Среди уродливых отражений жизненного закона и его тяжбы с духом моим я искал, сам долго не подозревая того, — внезапное отчетливое создание: рисунок или венок событий, естественно свитых и столь же неуязвимых подозрительному взгляду духовной ревности, как четыре наиболее глубоко поразившие нас строчки любимого стихотворения. Таких строчек всегда — только четыре.

Разумеется, я узнавал свои желания постепенно и часто не замечал их, тем упустив время вырвать корни этих опасных растений. Они разрослись и скрыли меня под своей тенистой листвой. Случалось неоднократно, что мои встречи, мои положения звучали как обманчивое начало мелодии, которую так свойственно человеку желать выслушать прежде, чем он закроет глаза. Города, страны время от времени приближали к моим зрачкам уже начинающий восхищать свет едва намеченного огнями, странного, далекого транспаранта, — но все это развивалось в ничто; рвалось, подобно гнилой пряже, натянутой стремительным челноком. Несбывшееся, которому я протянул руки, могло восстать только само, иначе я не узнал бы его и, действуя по примерному образцу, рисковал наверняка создать бездушные декорации. В другом роде, но совершенно точно, можно видеть это на искусственных парках, по сравнению со случайными лесными видениями, как бы бережно вынутыми солнцем из драгоценного ящика.

Таким образом я понял свое Несбывшееся и покорился ему.

Обо всем этом и еще много о чем — на тему о человеческих желаниях вообще — протекали мои беседы с Филатром, если он затрагивал этот вопрос.

Как я заметил, он не переставал интересоваться моим скрытым возбуждением, направленным на предметы воображения. Я был для него словно разновидность тюльпана, наделенная ароматом, и если такое сравнение может показаться тщеславным, оно все же верно по существу.

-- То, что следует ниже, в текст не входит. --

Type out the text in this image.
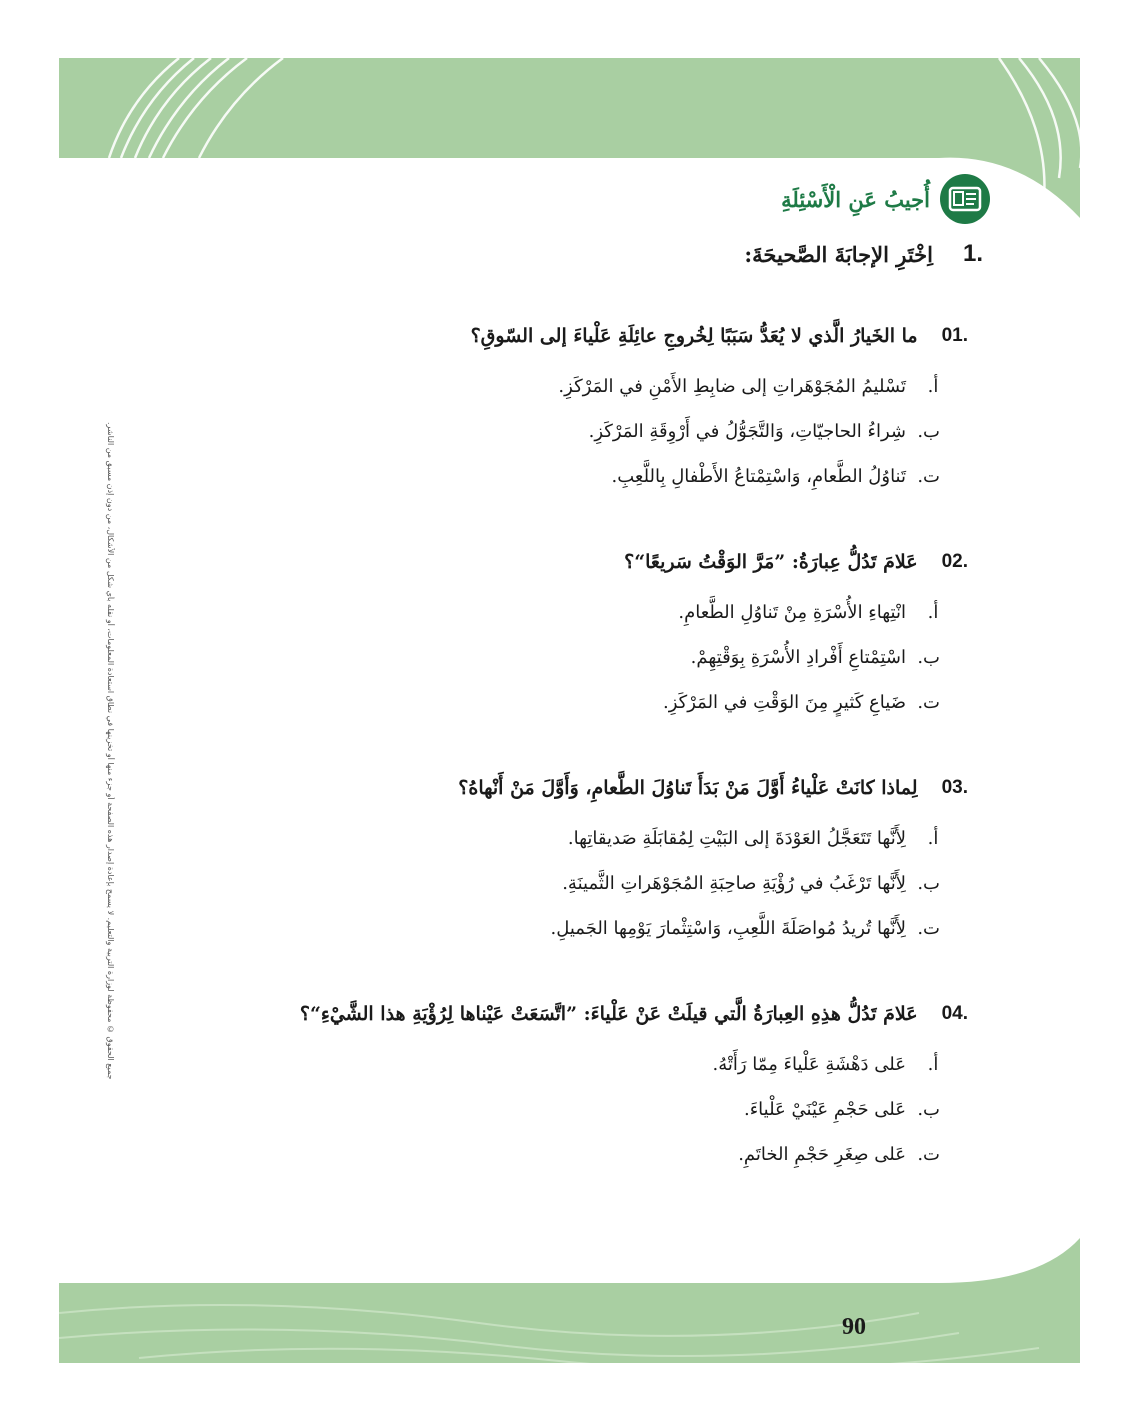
جميع الحقوق © محفوظة لوزارة التربية والتعليم. لا يسمح بإعادة إصدار هذه الصفحة أو جزء منها أو تخزينها في نطاق استعادة المعلومات، أو نقله بأي شكل من الأشكال، من دون إذن مسبق من الناشر.
أُجيبُ عَنِ الْأَسْئِلَةِ
1.
اِخْتَرِ الإجابَةَ الصَّحيحَةَ:
01.
ما الخَيارُ الَّذي لا يُعَدُّ سَبَبًا لِخُروجِ عائِلَةِ عَلْياءَ إلى السّوقِ؟
أ.
تَسْليمُ المُجَوْهَراتِ إلى ضابِطِ الأَمْنِ في المَرْكَزِ.
ب.
شِراءُ الحاجيّاتِ، وَالتَّجَوُّلُ في أَرْوِقَةِ المَرْكَزِ.
ت.
تَناوُلُ الطَّعامِ، وَاسْتِمْتاعُ الأَطْفالِ بِاللَّعِبِ.
02.
عَلامَ تَدُلُّ عِبارَةُ: ”مَرَّ الوَقْتُ سَريعًا“؟
أ.
انْتِهاءِ الأُسْرَةِ مِنْ تَناوُلِ الطَّعامِ.
ب.
اسْتِمْتاعِ أَفْرادِ الأُسْرَةِ بِوَقْتِهِمْ.
ت.
ضَياعِ كَثيرٍ مِنَ الوَقْتِ في المَرْكَزِ.
03.
لِماذا كانَتْ عَلْياءُ أَوَّلَ مَنْ بَدَأَ تَناوُلَ الطَّعامِ، وَأَوَّلَ مَنْ أَنْهاهُ؟
أ.
لِأَنَّها تَتَعَجَّلُ العَوْدَةَ إلى البَيْتِ لِمُقابَلَةِ صَديقاتِها.
ب.
لِأَنَّها تَرْغَبُ في رُؤْيَةِ صاحِبَةِ المُجَوْهَراتِ الثَّمينَةِ.
ت.
لِأَنَّها تُريدُ مُواصَلَةَ اللَّعِبِ، وَاسْتِثْمارَ يَوْمِها الجَميلِ.
04.
عَلامَ تَدُلُّ هذِهِ العِبارَةُ الَّتي قيلَتْ عَنْ عَلْياءَ: ”اتَّسَعَتْ عَيْناها لِرُؤْيَةِ هذا الشَّيْءِ“؟
أ.
عَلى دَهْشَةِ عَلْياءَ مِمّا رَأَتْهُ.
ب.
عَلى حَجْمِ عَيْنَيْ عَلْياءَ.
ت.
عَلى صِغَرِ حَجْمِ الخاتَمِ.
90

Тем временем Филатр познакомил меня со Стерсом, дом которого я стал посещать. В ожидании денег, о чем написал своему поверенному Лерху, я утолял жажду движения вечерами у Стерса да прогулками в гавань, где под тенью огромных корм, нависших над набережной, рассматривал волнующие слова, знаки Несбывшегося: «Сидней», — «Лондон», — «Амстердам», — «Тулон»… Я был или мог быть в городах этих, но имена гаваней означали для меня другой «Тулон» и вовсе не тот «Сидней», какие существовали действительно; надписи золотых букв хранили неоткрытую истину.

говорит Монс, -

Так же, как «утро» Монса, — гавань обещает всегда; ее мир полон необнаруженного значения, опускающегося с гигантских кранов пирамидами тюков, рассеянного среди мачт, стиснутого у набережных железными боками судов, где в глубоких щелях меж тесно сомкнутыми бортами молчаливо, как закрытая книга, лежит в тени зеленая морская вода. Не зная — взвиться или упасть, клубятся тучи дыма огромных труб; напряжена и удержана цепями сила машин, одного движения которых довольно, чтобы спокойная под кормой вода рванулась бугром.